The study demonstrated efficacy in a predominantly endoscopically treated patient cohort with Sylvian fissure arachnoid cysts, as indicated by improvement of clinical symptoms and diminished radiological SAC volume after treatment 5).
A case of multiple remote-site intra-parenchymal haemorrhage as a rare complication after surgical decompression of a sylvian fissure arachnoid cyst 6).
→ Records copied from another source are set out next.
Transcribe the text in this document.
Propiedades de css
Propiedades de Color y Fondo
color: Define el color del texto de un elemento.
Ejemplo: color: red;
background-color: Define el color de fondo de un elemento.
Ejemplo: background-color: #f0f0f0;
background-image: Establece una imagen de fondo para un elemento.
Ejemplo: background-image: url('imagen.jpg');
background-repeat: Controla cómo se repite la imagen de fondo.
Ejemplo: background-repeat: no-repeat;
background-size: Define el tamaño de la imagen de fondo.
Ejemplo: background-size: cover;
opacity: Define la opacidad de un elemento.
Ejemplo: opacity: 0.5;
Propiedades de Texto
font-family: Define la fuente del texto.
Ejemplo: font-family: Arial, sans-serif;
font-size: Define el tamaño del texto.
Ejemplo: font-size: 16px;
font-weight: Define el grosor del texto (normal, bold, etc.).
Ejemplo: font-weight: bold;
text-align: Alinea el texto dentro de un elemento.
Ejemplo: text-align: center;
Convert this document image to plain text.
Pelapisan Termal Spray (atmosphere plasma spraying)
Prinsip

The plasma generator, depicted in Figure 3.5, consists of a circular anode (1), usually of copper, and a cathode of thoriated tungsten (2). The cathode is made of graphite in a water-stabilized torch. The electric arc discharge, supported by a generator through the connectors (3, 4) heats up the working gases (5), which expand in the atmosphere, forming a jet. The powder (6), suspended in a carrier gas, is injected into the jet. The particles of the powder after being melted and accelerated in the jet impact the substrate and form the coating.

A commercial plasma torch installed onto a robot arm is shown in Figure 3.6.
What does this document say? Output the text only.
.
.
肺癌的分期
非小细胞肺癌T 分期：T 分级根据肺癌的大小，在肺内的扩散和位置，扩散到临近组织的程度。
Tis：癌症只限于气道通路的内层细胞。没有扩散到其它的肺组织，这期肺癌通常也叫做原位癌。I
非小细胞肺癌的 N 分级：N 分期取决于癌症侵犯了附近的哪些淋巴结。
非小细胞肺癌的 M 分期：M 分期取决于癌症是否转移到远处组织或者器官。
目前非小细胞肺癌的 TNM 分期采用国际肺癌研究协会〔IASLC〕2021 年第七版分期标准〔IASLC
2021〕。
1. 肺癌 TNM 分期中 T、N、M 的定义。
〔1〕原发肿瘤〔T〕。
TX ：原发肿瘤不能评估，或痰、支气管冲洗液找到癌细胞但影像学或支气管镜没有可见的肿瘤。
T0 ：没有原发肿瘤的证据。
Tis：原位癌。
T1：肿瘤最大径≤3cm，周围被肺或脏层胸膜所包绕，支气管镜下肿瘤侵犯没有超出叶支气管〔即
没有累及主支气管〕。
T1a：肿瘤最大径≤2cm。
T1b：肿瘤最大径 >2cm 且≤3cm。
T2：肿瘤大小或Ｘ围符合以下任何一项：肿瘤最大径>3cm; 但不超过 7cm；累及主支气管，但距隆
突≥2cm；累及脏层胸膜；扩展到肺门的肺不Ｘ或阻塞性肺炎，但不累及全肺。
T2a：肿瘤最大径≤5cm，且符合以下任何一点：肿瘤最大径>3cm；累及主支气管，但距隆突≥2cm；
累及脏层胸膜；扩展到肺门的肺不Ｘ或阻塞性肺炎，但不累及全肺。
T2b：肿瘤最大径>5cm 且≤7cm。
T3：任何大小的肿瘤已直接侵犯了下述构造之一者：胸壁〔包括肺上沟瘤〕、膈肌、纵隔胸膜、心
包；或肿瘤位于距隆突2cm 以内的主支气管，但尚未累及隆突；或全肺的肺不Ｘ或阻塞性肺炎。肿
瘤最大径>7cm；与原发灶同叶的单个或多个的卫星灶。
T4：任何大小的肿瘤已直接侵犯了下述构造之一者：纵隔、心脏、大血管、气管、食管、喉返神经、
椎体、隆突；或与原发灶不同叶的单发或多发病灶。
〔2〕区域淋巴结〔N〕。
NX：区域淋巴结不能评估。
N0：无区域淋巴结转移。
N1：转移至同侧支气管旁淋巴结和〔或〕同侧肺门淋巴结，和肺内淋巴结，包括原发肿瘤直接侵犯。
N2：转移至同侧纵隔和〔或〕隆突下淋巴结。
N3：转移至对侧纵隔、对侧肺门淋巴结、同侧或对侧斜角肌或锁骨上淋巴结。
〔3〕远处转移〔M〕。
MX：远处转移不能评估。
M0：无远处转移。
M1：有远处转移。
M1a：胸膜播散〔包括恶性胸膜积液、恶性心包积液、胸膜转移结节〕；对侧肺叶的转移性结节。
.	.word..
Lohani et al., present the case of an 11-year-old boy who presented after a week of progressive and severe back pain radiating to the back of his thighs. Imaging revealed a spinal subdural blood collection at the L4-S1 level. This finding prompted further cephalad imaging of the spine and the brain, which revealed a sylvian fissure arachnoid cyst with intracystic hemorrhage and frontoparietal subdural hematoma. The child did not have headache at this time, although he had experienced chronic headaches since the age of 4 years. He was treated with a course of oral steroids, which immediately relieved his back and leg pain. Subsequent imaging showed resolution of the cranial and spinal subdural blood collections and diminished size of the arachnoid cyst. No surgical treatment was necessary 7).
Upadhyaya et al. report a case of a sylvian cistern arachnoid cyst presenting with precocious puberty in a 3-year-old girl. The child recovered following a cystoperitoneal shunt. The mass effect of the arachnoid cyst upon the hypothalamus was, at least in part, responsible for the development of precocious puberty. To the best of the knowledge, this is the 1st case of a sylvian cistern arachnoid cyst presenting with precocious puberty. The role of surgical decompression of the cyst is also discussed 8).
Prokopienko et al., report the case of a 36-year-old woman with a Sylvian fissure arachnoid cyst, which diminished after head trauma and minor hemorrhage into the cyst. They discuss the relationship between the cyst volume reduction and the head trauma to determine the main mechanism of this self-healing process 9).
Intraparenchymal hemorrhage after surgical decompression of a Sylvian fissure arachnoid cyst 10).
A case of brain stem hemorrhage after decompression of a sylvian fissure arachnoid cyst has been reported 11).